The typical bento, eaten at room temperature because it was prepared hours ago, is among Hawaii’s most popular grab-and-go meals. Sadly, the food is often no longer at its prime, the breading on anything fried is not crispy, the rice a tad dry, the sesame seeds soft. Also, the takuan has stained whatever it was laid upon, so those who don’t like the neon yellow- green pickled radish have to eat around that area.
A fresh bento, made to order, is a game-changer.
Kokoro-Tei
2424 S. Beretania St.
951-5656;
kokorotei.com/en
Hours: 11 a.m. to 2:30 p.m. and 4:30 to 7 p.m Mondays through Saturdays; 11 a.m. to 2 p.m. Sundays
Last orders: Taken 15 minutes before closing
Prices: $4 to $13
Parking: Free in adjacent lot, or on the street
The breading is warm and crispy around an oyster that’s still tender and hot. A little foil cup holds the tartar sauce so it doesn’t cause sogginess. The kuro-goma, or black sesame seeds, sprinkled on the rice still have crunch, and the rice is warm and just right.
The Japanese spoken in the open kitchen is a clue that the food is prepared Japanese-style, versus local- Japanese-style, so for instance, Kokoro-Tei teriyaki isn’t as sweet as at other restaurants. It is delicious.
Plus, you can ask them to hold the takuan.
About the business: Kokoro-Tei marks its sixth anniversary in August. It is a sister-business to Sushi Izakaya Shinn on South Beretania Street, and both are operated by Real Japan Ltd. Partner Hideki Yamada runs the kitchen at Kokoro-Tei, which employs 13 people. The small restaurant recently began opening for Sunday lunch service.

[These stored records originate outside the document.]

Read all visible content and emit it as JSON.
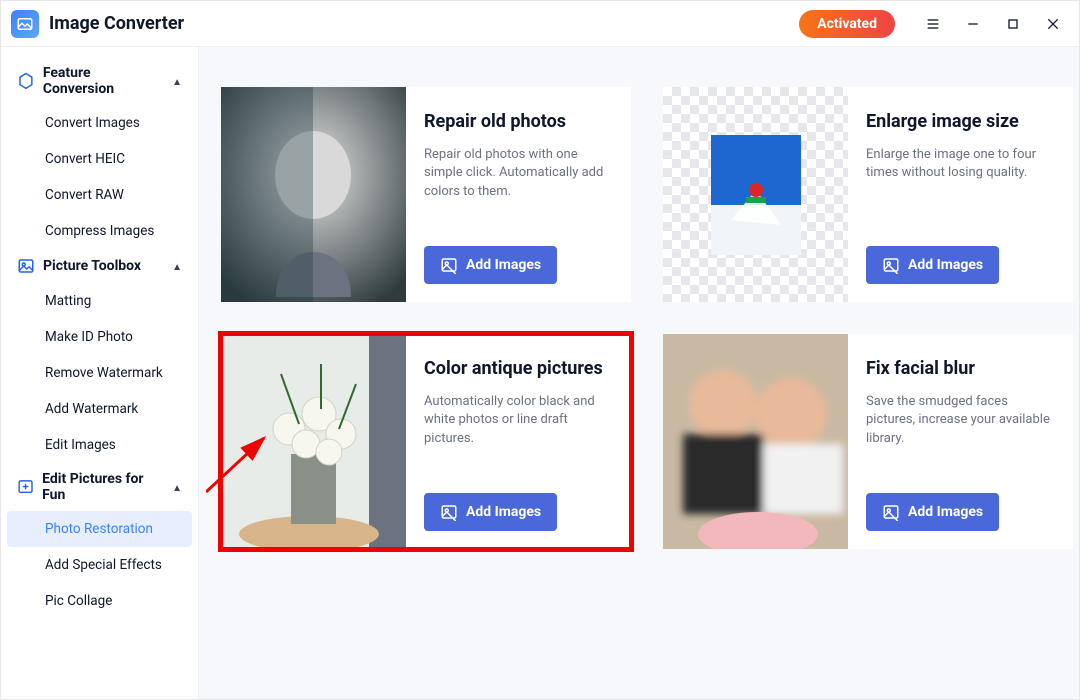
{
  "app_title": "Image Converter",
  "status_pill": "Activated",
  "sidebar": {
    "sections": [
      {
        "label": "Feature Conversion",
        "expanded": true,
        "items": [
          "Convert Images",
          "Convert HEIC",
          "Convert RAW",
          "Compress Images"
        ]
      },
      {
        "label": "Picture Toolbox",
        "expanded": true,
        "items": [
          "Matting",
          "Make ID Photo",
          "Remove Watermark",
          "Add Watermark",
          "Edit Images"
        ]
      },
      {
        "label": "Edit Pictures for Fun",
        "expanded": true,
        "items": [
          "Photo Restoration",
          "Add Special Effects",
          "Pic Collage"
        ],
        "active_index": 0
      }
    ]
  },
  "cards": [
    {
      "title": "Repair old photos",
      "desc": "Repair old photos with one simple click. Automatically add colors to them.",
      "button": "Add Images"
    },
    {
      "title": "Enlarge image size",
      "desc": "Enlarge the image one to four times without losing quality.",
      "button": "Add Images"
    },
    {
      "title": "Color antique pictures",
      "desc": "Automatically color black and white photos or line draft pictures.",
      "button": "Add Images"
    },
    {
      "title": "Fix facial blur",
      "desc": "Save the smudged faces pictures, increase your available library.",
      "button": "Add Images"
    }
  ]
}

How to order: Calling ahead is a good idea at this busy spot. View the possibilities on the restaurant’s website, keeping in mind the prices shown are subject to change. Once there you can pick up a paper takeout menu. It will be updated next month to reflect higher food costs, Yamada said.

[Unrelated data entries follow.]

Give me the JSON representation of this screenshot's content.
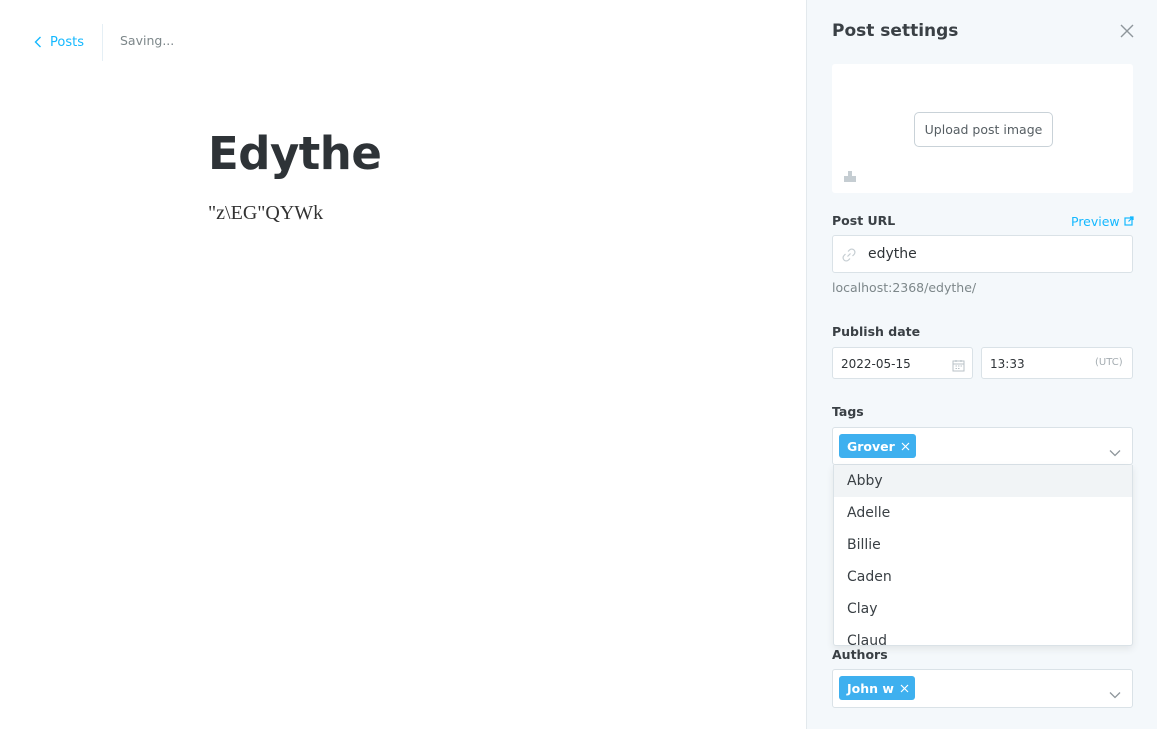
{
  "editor": {
    "back_label": "Posts",
    "save_status": "Saving...",
    "title": "Edythe",
    "body": "\"z\\EG\"QYWk"
  },
  "settings": {
    "title": "Post settings",
    "upload_label": "Upload post image",
    "post_url": {
      "label": "Post URL",
      "preview_label": "Preview",
      "value": "edythe",
      "hint": "localhost:2368/edythe/"
    },
    "publish_date": {
      "label": "Publish date",
      "date": "2022-05-15",
      "time": "13:33",
      "timezone": "(UTC)"
    },
    "tags": {
      "label": "Tags",
      "selected": [
        "Grover"
      ],
      "options": [
        "Abby",
        "Adelle",
        "Billie",
        "Caden",
        "Clay",
        "Claud"
      ]
    },
    "authors": {
      "label": "Authors",
      "selected": [
        "John w"
      ]
    }
  },
  "colors": {
    "accent": "#14b8ff",
    "token": "#3eb0ef",
    "panel_bg": "#f4f8fb"
  }
}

Credit card purchases require a minimum total of $10.
What to order: The Kokoro-Tei menu feeds all appetites, from small to mega, from about $4 to $13.

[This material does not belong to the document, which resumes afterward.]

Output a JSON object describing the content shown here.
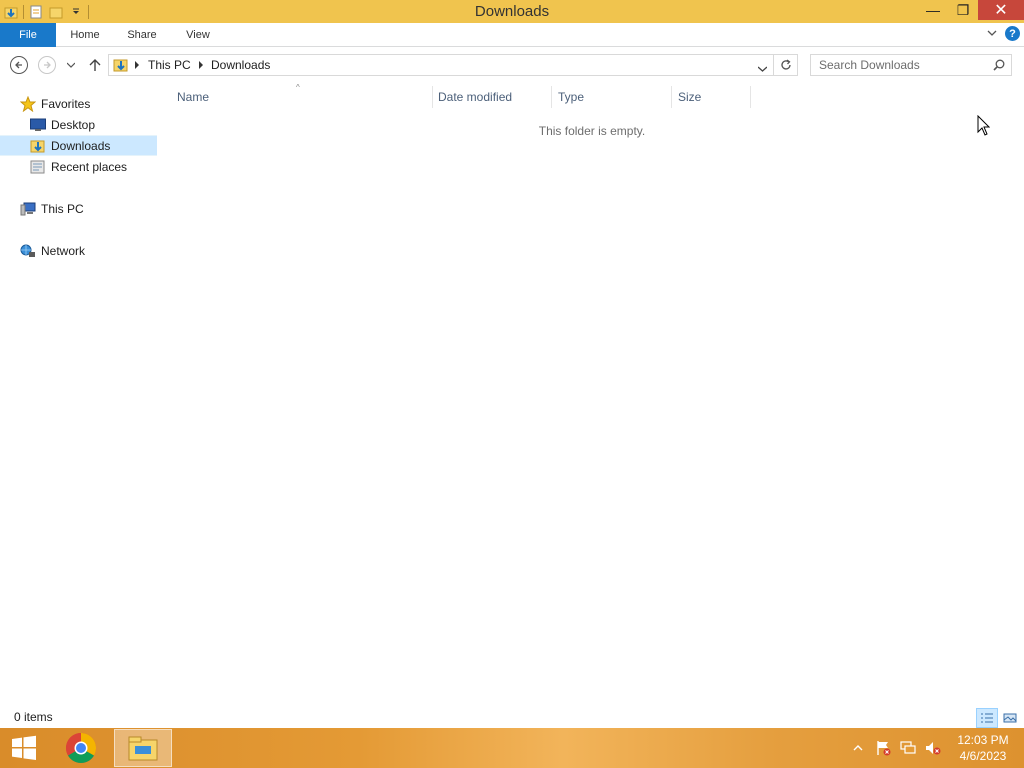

The basic nori bento is rice topped with shoyu katsuo bushi (thinly shaved bonito flakes), nori, a piece of freshly fried hoki (mild- flavored white fish) and tempura-fried chikuwa, a style of fish cake. Larger options offer boneless karaage (fried) chicken or grilled salmon.
Medium bentos also offer a range of choices and prices, while plate-lunch style offerings have larger portions. The largest meal is the Mega Bento, with two entree selections, a larger rice portion and side dishes.
Hamburger steak comes with a meaty demi-glace or wafu dressing (a soy sauce-based sauce), as well as a rotating selection of vegetable-based sozai, or side dishes.
Other choices: ginger pork, tonkatsu, rib-eye steak, yakiniku, salmon, buri (yellowtail), saba (mackerel), curry and fried shrimp or oysters.
A vegetarian bento comes with brown rice or sekihan (rice with beans) and as many as eight vegetable side dishes that could include kinpira gobo, kabocha, eggplant, nishime, pickled vegetables or a hard-cooked egg.
Extras that can be ordered as side dishes include crispy fried calamari rings and creamy Japanese-style potato salad with finely sliced Japanese cucumber and carrot.
Brown rice is available for an extra 50 cents to $1.
Grab and go: Kokoro-Tei is built for takeout, with seating for only four to six people. It is located in a building that also houses Domino’s Pizza and Teddy’s Bigger Burgers. Approaching on Beretania Street, you will pass the Japanese Cultural Center and Anna O’Brien’s pub. If you miss the entrance to the parking lot, turn right on Isenberg Street and find another parking entrance. You might also find free parking on Beretania.